You, right now, are a victim of emotional and physiological abuse. Please take a moment for that to sink in.

From reading your initial post, if you have proof of his lies and so forth a you stated, the man is engaging in both emotional and psychological manipulation and abuse via gaslighting, shifting the blame, convincing you of guilt, denial, marginalization (of your views and feelings,) costing debt (or control through money), and maybe other tactics. Abuse and manipulation are forms of control. The aforesaid behavior is unjustifiable and intolerable. Moreover, trauma might develop (or already is developing) because of emotional and psychological abuse.

Although you only shared part of the story, there seems to be possibly and probably more to him than just being abusive and manipulating.

If you are concerned for your well being, especially physically, are there are people (e.g. family, friends, coworkers) whom to tell about your situation? You should highly consider finding others for protection and safety.

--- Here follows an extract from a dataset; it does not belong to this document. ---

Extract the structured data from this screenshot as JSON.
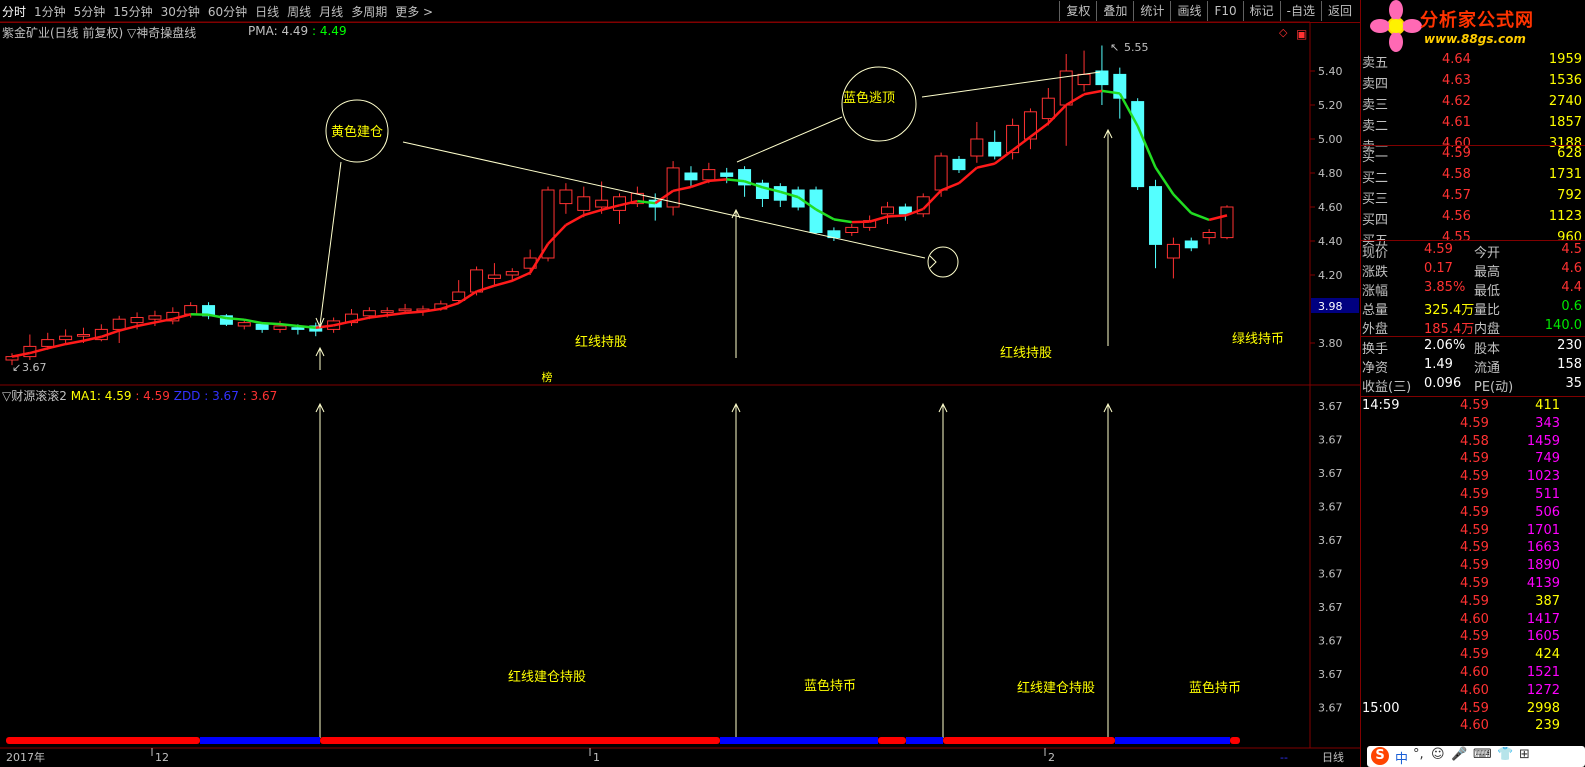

There are at least two threads that are of similar topics for you to read if you choose in order to, maybe, find some helpful content, advice or any info to assist you.

Here are links to them:

one thread

second thread

You need to confront your decision on what to do (and not to do,) whether it is trying to keep your relationship, leaving (and taking steps,) and so forth. Please do not prolong, flee from or deny such a decision because your well being (physical, psychological, emotional and spiritual) and not just at risk, but some areas of your well being are already being damaged. Additionally, the damage will probably continue until action (e.g. the control stopping) is executed.